After the closure of Garantex, US authorities hoped to have cut a major channel for circumventing Russian sanctions. But the reality is far more persistent. According to a report published by the blockchain analysis company Elliptic, five new crypto exchange platforms have taken over, often from the same offices, with the same networks.
The Elliptic report, published this Saturday, hits like an electric shock. The blockchain analysis company blockchain reveals that five crypto exchange platforms, mostly still unsanctioned, now openly allow Russian entities to bypass Western financial restrictions.
The closure of Garantex in March 2025, after the seizure of its domain names by US authorities, did not end the problem. It simply redistributed it. ABCeX, Exmo, Bitpapa, Rapira, and Aifory Pro each in their own way absorbed part of the illicit volume Garantex handled.

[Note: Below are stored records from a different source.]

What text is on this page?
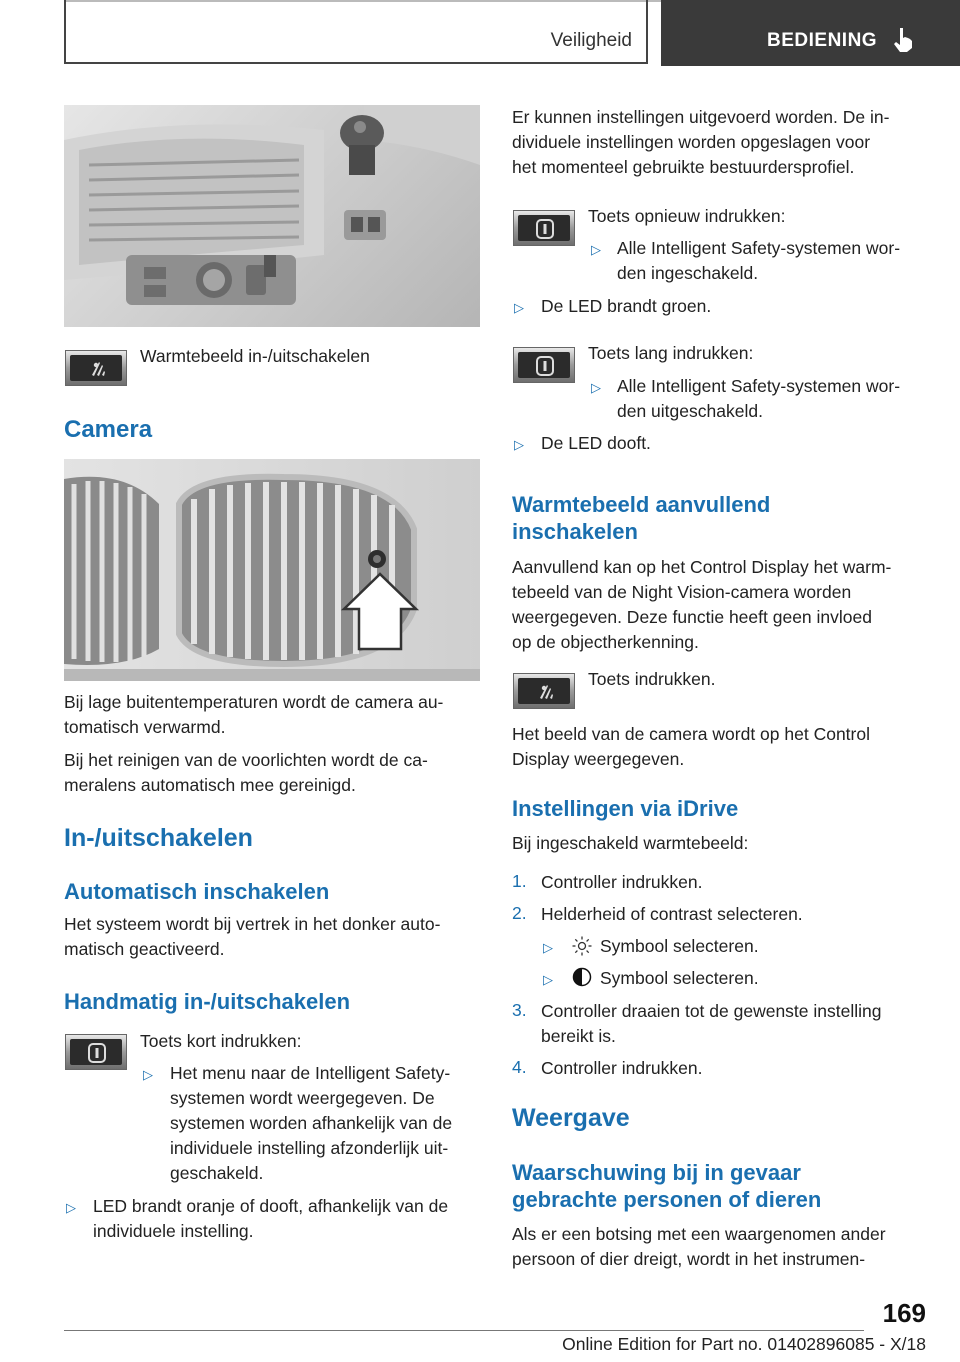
Veiligheid	BEDIENING
Warmtebeeld in-/uitschakelen
Camera
Bij lage buitentemperaturen wordt de camera au-
tomatisch verwarmd.
Bij het reinigen van de voorlichten wordt de ca-
meralens automatisch mee gereinigd.
In-/uitschakelen
Automatisch inschakelen
Het systeem wordt bij vertrek in het donker auto-
matisch geactiveerd.
Handmatig in-/uitschakelen
Toets kort indrukken:
▷ Het menu naar de Intelligent Safety-
systemen wordt weergegeven. De
systemen worden afhankelijk van de
individuele instelling afzonderlijk uit-
geschakeld.
▷ LED brandt oranje of dooft, afhankelijk van de
individuele instelling.
Er kunnen instellingen uitgevoerd worden. De in-
dividuele instellingen worden opgeslagen voor
het momenteel gebruikte bestuurdersprofiel.
Toets opnieuw indrukken:
▷ Alle Intelligent Safety-systemen wor-
den ingeschakeld.
▷ De LED brandt groen.
Toets lang indrukken:
▷ Alle Intelligent Safety-systemen wor-
den uitgeschakeld.
▷ De LED dooft.
Warmtebeeld aanvullend
inschakelen
Aanvullend kan op het Control Display het warm-
tebeeld van de Night Vision-camera worden
weergegeven. Deze functie heeft geen invloed
op de objectherkenning.
Toets indrukken.
Het beeld van de camera wordt op het Control
Display weergegeven.
Instellingen via iDrive
Bij ingeschakeld warmtebeeld:
1. Controller indrukken.
2. Helderheid of contrast selecteren.
▷	Symbool selecteren.
▷	Symbool selecteren.
3. Controller draaien tot de gewenste instelling
bereikt is.
4. Controller indrukken.
Weergave
Waarschuwing bij in gevaar
gebrachte personen of dieren
Als er een botsing met een waargenomen ander
persoon of dier dreigt, wordt in het instrumen-
169
Online Edition for Part no. 01402896085 - X/18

ABCeX is the most concerning. Indeed, this platform operates from the Federation Tower in Moscow, the same building that housed Garantex. It is said to have processed at least 11 billion dollars in crypto, with significant flows to Garantex and Aifory Pro, another actor in this network.
The case of Exmo is perhaps the most striking. The platform had officially announced its departure from the Russian market after the invasion of Ukraine in 2022. Yet, blockchain analysis tells a very different story: its Western and Russian entities share the same custody wallet infrastructure. As a result, Exmo conducted over 19.5 million dollars of direct transactions with sanctioned entities, including Garantex, Grinex, and Chatex.
Each platform has developed its own techniques to stay under the radar. Bitpapa, the only one sanctioned by OFAC in March 2024, constantly changes wallet addresses to evade monitoring systems. About 9.7% of its outgoing flows went to sanctioned targets.
Rapira, a Georgian-registered platform with an office in Moscow, has conducted over 72 million dollars in direct transactions with Grinex, a sanctioned platform. Russian authorities themselves reportedly raided its offices at the end of 2025, suspecting capital flight to Dubai.
As for Aifory Pro, its model is particularly audacious. It offers virtual payment cards funded in USDT to allow Russian users to access blocked services like Airbnb or ChatGPT. The platform operates from Moscow, Dubai, and Turkey, and reportedly transferred nearly 2 million dollars to Abantether, an Iranian exchange platform.
The overall figures confirm this trend. Chainalysis reports that illicit crypto addresses received a record amount of 154 billion dollars in 2025. The Russian stablecoin A7A5, pegged to the ruble, alone would have accounted for 93.3 billion dollars in transactions.
In sum, the closure of Garantex did not extinguish the fire, it scattered it. In view of this observation, the European Union is now considering a general ban on all crypto transactions with Russia. A response that seems urgent, but whose effectiveness remains to be proven against such an adaptable network.